Her lips curved, and he knew he'd said the right thing. He was rewarded with another kiss, which led to intimacies he'd long been denied.

He should have felt as if a dream had been fulfilled afterward as he stared down at the dark head of the woman in his arms. It was her soul in there this time after all, and she looked exactly as she had before. He should have been crying tears of ecstasy. Instead, a lone tear escaped in disappointment.
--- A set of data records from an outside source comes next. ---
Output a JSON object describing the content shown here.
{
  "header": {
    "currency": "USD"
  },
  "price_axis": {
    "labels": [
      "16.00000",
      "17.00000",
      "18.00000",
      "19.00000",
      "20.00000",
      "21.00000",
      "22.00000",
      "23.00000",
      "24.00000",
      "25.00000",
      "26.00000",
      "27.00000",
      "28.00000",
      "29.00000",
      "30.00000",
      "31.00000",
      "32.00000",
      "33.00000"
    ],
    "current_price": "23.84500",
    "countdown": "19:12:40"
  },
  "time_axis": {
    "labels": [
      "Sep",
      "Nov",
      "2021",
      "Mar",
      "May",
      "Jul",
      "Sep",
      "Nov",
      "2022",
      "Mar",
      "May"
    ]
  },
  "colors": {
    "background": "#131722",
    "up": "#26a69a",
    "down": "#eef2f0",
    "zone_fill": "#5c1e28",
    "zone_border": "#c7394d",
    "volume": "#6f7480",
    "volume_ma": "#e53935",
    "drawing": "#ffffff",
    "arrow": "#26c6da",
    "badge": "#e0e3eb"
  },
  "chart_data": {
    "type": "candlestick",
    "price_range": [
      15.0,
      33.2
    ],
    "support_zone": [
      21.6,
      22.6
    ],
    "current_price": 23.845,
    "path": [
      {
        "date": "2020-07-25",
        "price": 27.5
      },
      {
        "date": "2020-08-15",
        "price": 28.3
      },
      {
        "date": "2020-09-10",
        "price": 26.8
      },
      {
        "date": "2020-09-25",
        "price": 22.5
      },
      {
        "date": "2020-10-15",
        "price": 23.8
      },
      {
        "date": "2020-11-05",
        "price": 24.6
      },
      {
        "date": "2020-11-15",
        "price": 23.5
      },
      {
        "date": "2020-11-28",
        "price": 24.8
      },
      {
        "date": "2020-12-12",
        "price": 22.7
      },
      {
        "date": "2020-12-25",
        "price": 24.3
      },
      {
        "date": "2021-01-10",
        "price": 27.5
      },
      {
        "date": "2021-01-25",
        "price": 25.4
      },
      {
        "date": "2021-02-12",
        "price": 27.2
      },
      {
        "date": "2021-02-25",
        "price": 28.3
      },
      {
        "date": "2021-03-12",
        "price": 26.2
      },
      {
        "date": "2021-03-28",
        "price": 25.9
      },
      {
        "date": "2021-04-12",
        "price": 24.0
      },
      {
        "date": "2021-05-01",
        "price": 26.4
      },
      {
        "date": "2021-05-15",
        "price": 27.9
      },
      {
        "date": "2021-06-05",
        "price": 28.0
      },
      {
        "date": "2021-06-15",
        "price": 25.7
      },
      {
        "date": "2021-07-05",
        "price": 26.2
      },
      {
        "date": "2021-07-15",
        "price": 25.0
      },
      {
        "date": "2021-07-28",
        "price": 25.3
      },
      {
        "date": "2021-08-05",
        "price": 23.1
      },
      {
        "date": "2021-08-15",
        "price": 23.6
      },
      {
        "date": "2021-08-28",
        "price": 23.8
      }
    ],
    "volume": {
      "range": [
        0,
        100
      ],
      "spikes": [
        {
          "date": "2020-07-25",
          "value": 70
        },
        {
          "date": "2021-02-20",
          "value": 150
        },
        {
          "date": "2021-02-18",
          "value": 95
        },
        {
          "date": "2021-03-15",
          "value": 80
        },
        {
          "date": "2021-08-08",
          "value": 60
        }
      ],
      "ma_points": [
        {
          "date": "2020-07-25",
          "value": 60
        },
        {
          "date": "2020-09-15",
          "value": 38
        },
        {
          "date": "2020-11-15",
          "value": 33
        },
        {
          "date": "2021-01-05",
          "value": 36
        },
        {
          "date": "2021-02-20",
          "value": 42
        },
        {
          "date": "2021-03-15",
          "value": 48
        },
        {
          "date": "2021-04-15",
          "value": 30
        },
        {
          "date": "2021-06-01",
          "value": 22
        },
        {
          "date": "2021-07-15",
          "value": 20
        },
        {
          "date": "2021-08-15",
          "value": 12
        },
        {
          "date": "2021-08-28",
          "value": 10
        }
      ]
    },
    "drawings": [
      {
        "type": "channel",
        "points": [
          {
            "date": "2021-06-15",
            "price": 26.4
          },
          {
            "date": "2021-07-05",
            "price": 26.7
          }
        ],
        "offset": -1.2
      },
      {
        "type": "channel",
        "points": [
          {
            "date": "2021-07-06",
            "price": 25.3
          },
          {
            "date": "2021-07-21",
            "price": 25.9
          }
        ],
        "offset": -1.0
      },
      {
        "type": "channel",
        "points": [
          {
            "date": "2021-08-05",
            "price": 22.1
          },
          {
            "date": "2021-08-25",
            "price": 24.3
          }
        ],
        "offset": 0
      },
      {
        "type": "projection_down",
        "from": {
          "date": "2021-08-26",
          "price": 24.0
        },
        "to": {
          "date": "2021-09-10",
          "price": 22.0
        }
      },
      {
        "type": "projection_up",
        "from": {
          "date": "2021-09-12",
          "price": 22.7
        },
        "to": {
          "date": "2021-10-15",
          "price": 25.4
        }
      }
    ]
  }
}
He wasn't in love with this Xena at all. Sure she was a wonder to behold, a raging volcano who appeared calm on the outside until a seething fury exploded and left destruction in its path. Dark Xena was to be admired and respected, wildly passionate in bed, but it was good Xena he loved.

It was good Xena who had more courage than anyone he'd ever known to turn her back on her past and on her patron god, who had stood up not only to him but to all the gods. It was this Xena who had ushered in civil order by defeating warlords, and yes, even him. It was she who had given him a different outlook on life, who had taught him to be a little more sympathetic to mortals, not an easy thing to accomplish when dealing with a god.

And what had he done? Made her walk again the path that had made her miserable. He could have warned her away from repeating history, but he hadn't. He'd encouraged her toward evil. Why? Because he was selfish. He would always be selfish.

He pulled her closer and sniffed her hair and let it's silky tresses rub sensuously against his lips. Even now he was being self-seeking because despite looking in the face of this long-coming revelation, he still didn't have the strength to tell her the truth and allow her become the person that he loved with every fiber of his being because it would mean letting her go.

So he convinced himself that he could become satisfied with this. That he'd still rather be with Xena the Conqueror as her lover than be a mere adversary of Xena the Hero. But laying there in the dark and quiet with not a single word of affection exchanged between them after a remarkably good tumble, even he found it a hard lie to swallow.